Saya benar-benar ingin menebus kesalahan saya,” jawab santri.
Sang Kiai terdiam
sejenak. Lalu ia bertanya, “Apakah kamu punya sebuah kemoceng di rumahmu?”
“Ya, saya punya
sebuah kemoceng Kiai. Apa yang harus saya lakukan dengan kemoceng itu?”
“Besok pagi,
berjalanlah dari kamarmu ke pondokku. Berkelilinglah di lapangan sambil
mencabuti bulu-bulu dari kemoceng itu. Setiap kali kamu mencabut sehelai bulu,
ingat-ingat perkataan burukmu tentang aku, lalu jatuhkan di jalanan yang kamu
lalui. Kamu akan belajar sesuatu darinya.”
Keesokan harinya,
sang santri menemui Kiai dengan sebuah kemoceng yang sudah tak memiliki sehelai
bulu pun pada gagangnya. Ia segera menyerahkan gagang kemoceng itu pada Sang
Kiai.
“Ini, Kiai,
bulu-bulu kemoceng ini sudah saya jatuhkan satu per satu di sepanjang
perjalanan. Saya berjalan lebih dari lima kilo dari rumah saya ke pondok ini.

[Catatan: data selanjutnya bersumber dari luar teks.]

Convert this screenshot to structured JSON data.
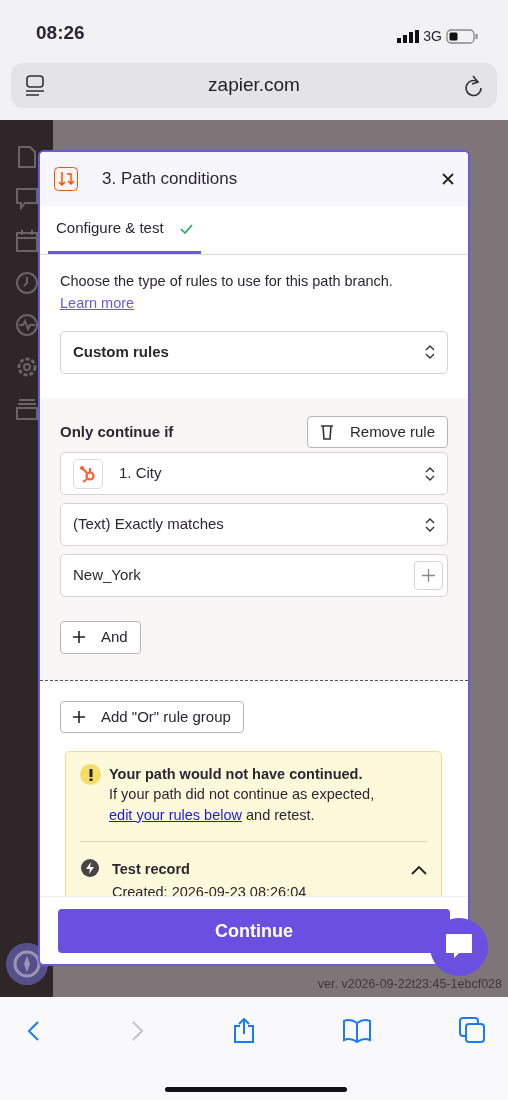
{
  "status_bar": {
    "time": "08:26",
    "network": "3G"
  },
  "address_bar": {
    "url": "zapier.com"
  },
  "background": {
    "version": "ver. v2026-09-22t23:45-1ebcf028"
  },
  "modal": {
    "step_title": "3. Path conditions",
    "tabs": [
      {
        "label": "Configure & test",
        "selected": true,
        "complete": true
      }
    ],
    "intro": "Choose the type of rules to use for this path branch.",
    "learn_more": "Learn more",
    "rule_type": "Custom rules",
    "group": {
      "heading": "Only continue if",
      "remove_button": "Remove rule",
      "field": "1. City",
      "condition": "(Text) Exactly matches",
      "value": "New_York",
      "and_button": "And"
    },
    "or_button": "Add \"Or\" rule group",
    "alert": {
      "title": "Your path would not have continued.",
      "message_before": "If your path did not continue as expected, ",
      "link": "edit your rules below",
      "message_after": " and retest."
    },
    "test_record": {
      "title": "Test record",
      "created": "Created: 2026-09-23 08:26:04",
      "expanded": true
    },
    "continue_button": "Continue"
  },
  "toolbar": {
    "buttons": [
      {
        "kind": "back",
        "disabled": false
      },
      {
        "kind": "forward",
        "disabled": true
      },
      {
        "kind": "share",
        "disabled": false
      },
      {
        "kind": "bookmarks",
        "disabled": false
      },
      {
        "kind": "tabs",
        "disabled": false
      }
    ]
  }
}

Saya mengingat semua perkataan buruk saya tentang Kiai. Maafkan saya, Kiai.”
Sang Kiai terdiam
sejenak, lalu berkata, “Kini pulanglah. Pulanglah dengan kembali berjalan kaki
dan menempuh jalan yang sama dengan saat kamu menuju pondokku. Di sepanjang
jalan kepulanganmu, pungutlah kembali bulu-bulu kemoceng yang tadi kau cabuti
satu per satu. Esok hari, laporkan kepadaku berapa banyak bulu yang bisa kamu
kumpulkan.”
Sepanjang
perjalanan pulang, sang santri berusaha menemukan bulu-bulu kemoceng yang tadi
dilepaskan di sepanjang jalan. Hari yang terik. Perjalanan yang melelahkan.
Betapa sulit
menemukan bulu-bulu itu. Mereka tentu saja telah tertiup angin, atau menempel
di bangunan-bangunan pesantren ini, atau tersapu ke tempat yang kini tak
mungkin ia ketahui.
Sang santri terus
berjalan. Setelah berjam-jam, ia berdiri di depan kamarnya dengan pakaian yang
dibasahi keringat. Nafasnya terasa berat. Tenggorokannya kering. Hanya ada lima
helai bulu kemoceng yang berhasil ditemukan di sepanjang perjalanan.
Hari berikutnya
sang santri menemui Sang Kiai dengan wajah yang murung sambil menyodorkan lima
helai bulu ke hadapan Sang Kiai.
"Kiai, saya
mohon maaf. Hanya ini yang berhasil saya temukan.”
"Kini kamu
telah belajar sesuatu,” kata Sang Kiai.
“Apa yang telah aku
pelajari, Kiai?” Tanya santri itu.
“Tentang
fitnah-fitnah itu,” jawab Sang Kiai.
“Bulu-bulu yang
kamu cabuti dan kamu jatuhkan sepanjang perjalanan adalah fitnah-fitnah yang
kamu sebarkan. Meskipun kamu benar-benar menyesali perbuatanmu dan berusaha
memperbaikinya, fitnah-fitnah itu telah menjadi bulu-bulu yg beterbangan entah
kemana. Bulu-bulu itu adalah kata-katamu. Mereka dibawa angin waktu ke mana
saja, ke berbagai tempat yang tak mungkin bisa kamu duga-duga, ke berbagai
wilayah yang tak mungkin bisa kamu hitung!."
"Bayangkan
salah satu dari fitnah-fitnah itu suatu saat kembali pada dirimu sendiri.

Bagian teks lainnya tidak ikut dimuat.